9. MUNICIPAL WATER SYSTEMS: are there alternatives to continuous pumping? Alternatives are needed that avoid freezing of buried / exposed water lines.

10. TRAIN PEOPLE about key differences: maintenance, operation, choices.


Can we avoid the “Northern Thermostat”- Heat set to Maximum and Open the Windows?


Internet based energy & water management

The dramatically increasing costs of hydrocarbon fuels and the realities of a carbon-constrained economy make the ability to optimize the efficiency of energy consumption in commercial and residential buildings critically important. A major tool for improving the energy efficiency of such buildings is Real-Time Monitoring of the performance of energy equipment (boilers, water heaters, pumps/blowers, etc.) and of energy use. For example many companies have already recognized the importance of energy performance and consumption monitoring, and they have data capture and transmission systems in place for reading meters. One commonly used system is Metretek, which uses a datalogger and telephone modem connected to a gas meter with pulse output.

The "BlueEnergyMonitor" program (BEM) provides an example of how to take monitoring of fuel/energy/water usage and building/appliance/systems performance and safety to the next technology level.

The major components are as follows:
- Development of advanced energy use monitoring, reporting and mapping systems - specific to client needs.
- “BlueEnergyMonitor” technology uses Internet data transfer instead of phone lines to allow monitoring performance and consumption data in real time at low cost.
- The data collected is processed, analysed and presented to energy suppliers and end-users in a format allowing them to determine energy usage opportunities and make decisions on energy efficiency measures.
- The fuel/energy/water consumption monitoring system is developed on a GIS platform with online service delivery to allow clients to implement a holistic and highly scalable approach to fuel/energy/water consumption and performance/safety/security monitoring.

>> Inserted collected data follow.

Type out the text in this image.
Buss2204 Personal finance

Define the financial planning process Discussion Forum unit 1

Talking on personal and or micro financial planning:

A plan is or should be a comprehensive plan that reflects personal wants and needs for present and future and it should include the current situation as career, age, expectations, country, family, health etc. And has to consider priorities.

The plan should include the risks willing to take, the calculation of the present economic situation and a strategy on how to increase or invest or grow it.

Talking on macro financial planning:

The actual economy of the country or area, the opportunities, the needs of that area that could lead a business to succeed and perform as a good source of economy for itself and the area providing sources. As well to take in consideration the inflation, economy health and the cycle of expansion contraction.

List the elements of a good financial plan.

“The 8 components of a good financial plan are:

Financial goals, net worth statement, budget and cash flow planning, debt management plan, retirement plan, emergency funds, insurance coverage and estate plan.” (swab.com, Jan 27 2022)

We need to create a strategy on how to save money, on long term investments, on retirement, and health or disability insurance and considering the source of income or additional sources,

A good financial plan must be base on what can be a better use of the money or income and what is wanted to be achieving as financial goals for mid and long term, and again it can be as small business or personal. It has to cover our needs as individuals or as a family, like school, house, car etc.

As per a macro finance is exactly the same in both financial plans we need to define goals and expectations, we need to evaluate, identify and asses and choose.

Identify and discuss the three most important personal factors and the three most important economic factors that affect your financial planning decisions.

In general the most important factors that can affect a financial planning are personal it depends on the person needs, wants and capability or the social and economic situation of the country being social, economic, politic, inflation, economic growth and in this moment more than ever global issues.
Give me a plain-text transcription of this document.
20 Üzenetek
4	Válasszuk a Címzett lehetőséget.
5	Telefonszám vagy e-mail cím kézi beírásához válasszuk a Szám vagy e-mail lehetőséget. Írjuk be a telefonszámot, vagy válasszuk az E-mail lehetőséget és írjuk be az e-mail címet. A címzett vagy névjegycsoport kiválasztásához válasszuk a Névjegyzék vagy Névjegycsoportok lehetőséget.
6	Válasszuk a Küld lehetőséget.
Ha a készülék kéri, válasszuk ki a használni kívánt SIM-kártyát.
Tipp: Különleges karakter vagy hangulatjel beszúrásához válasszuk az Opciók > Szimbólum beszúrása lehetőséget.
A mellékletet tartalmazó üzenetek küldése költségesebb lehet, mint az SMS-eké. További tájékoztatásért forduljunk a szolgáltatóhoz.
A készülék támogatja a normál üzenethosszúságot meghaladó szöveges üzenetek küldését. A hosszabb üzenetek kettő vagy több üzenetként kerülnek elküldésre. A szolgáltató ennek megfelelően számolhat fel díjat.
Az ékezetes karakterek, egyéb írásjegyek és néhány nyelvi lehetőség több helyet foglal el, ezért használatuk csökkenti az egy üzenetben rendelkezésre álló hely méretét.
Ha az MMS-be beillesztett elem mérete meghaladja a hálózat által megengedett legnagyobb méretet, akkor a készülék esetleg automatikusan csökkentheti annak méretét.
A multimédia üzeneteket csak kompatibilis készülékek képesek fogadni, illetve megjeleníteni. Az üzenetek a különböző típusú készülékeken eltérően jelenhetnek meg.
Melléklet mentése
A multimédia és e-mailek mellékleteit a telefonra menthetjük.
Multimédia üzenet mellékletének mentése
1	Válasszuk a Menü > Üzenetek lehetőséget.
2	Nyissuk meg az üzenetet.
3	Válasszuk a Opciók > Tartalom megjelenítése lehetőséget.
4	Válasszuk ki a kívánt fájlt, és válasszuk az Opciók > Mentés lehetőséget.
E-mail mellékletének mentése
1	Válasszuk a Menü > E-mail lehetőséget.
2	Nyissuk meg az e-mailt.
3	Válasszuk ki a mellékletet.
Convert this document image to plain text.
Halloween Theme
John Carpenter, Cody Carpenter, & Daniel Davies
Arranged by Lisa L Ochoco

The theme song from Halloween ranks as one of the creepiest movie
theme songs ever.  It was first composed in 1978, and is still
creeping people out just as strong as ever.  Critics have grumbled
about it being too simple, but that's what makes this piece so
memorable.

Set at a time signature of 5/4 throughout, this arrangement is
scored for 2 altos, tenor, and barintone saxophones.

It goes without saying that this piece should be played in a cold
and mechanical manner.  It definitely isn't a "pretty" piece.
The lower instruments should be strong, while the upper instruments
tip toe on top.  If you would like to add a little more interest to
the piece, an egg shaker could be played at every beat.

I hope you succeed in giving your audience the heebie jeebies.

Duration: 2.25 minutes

"BlueEnergyMonitor" - from Watershed Technologies, Green Power Labs, Eria EcoSystems.

Real Time Fuel/Energy/Water Consumption & Performance Monitoring for Continuous Commissioning.

Hourly performance monitoring of fuel/resource consumption in real time over the Internet can provide a host of benefits to the consumer, improving the comfort/safety/security of buildings, reducing annual utility costs, and most important, conserving our environment.

Innovations are integrated that improve the physical monitoring process, and greatly enhance supplier/consumer useability, by insuring that equipment always performs in its new “As-First-Commissioned” condition.

Early monitoring technologies have focussed on telephone modems to transfer hourly data from data loggers; however this technology has been plagued with high maintenance issues, and delayed data recovery. Recent technology innovations now allow the Internet to transfer data, making it available to the consumer in real time, "as it happens". In addition, new statistical methods are incorporated to track and quickly identify performance issues, translate these into potential savings, and communicate to the end-user in real time to the desktop.

On the commercial side, the “BlueEnergyMonitor” technology enables the end-user to react quickly to problems and opportunities, before they get out of hand. In addition, it provides energy and service businesses with a new tool to safeguard their customers’ equipment/buildings/contents/business, as they can be provided with on-line access to customer performance information. For example by a constant regression function against weather, the system will provide fast identification of problems. If a sensor fails, or a damper sticks open causing high fuel/energy/water consumption, this can be identified immediately online. Emails, or online alerts are provided to a local service company, together with cost savings, and they can be on-site in a timely manner to insure safety and good performance. Without feedback, these problems can go undetected for months or even years.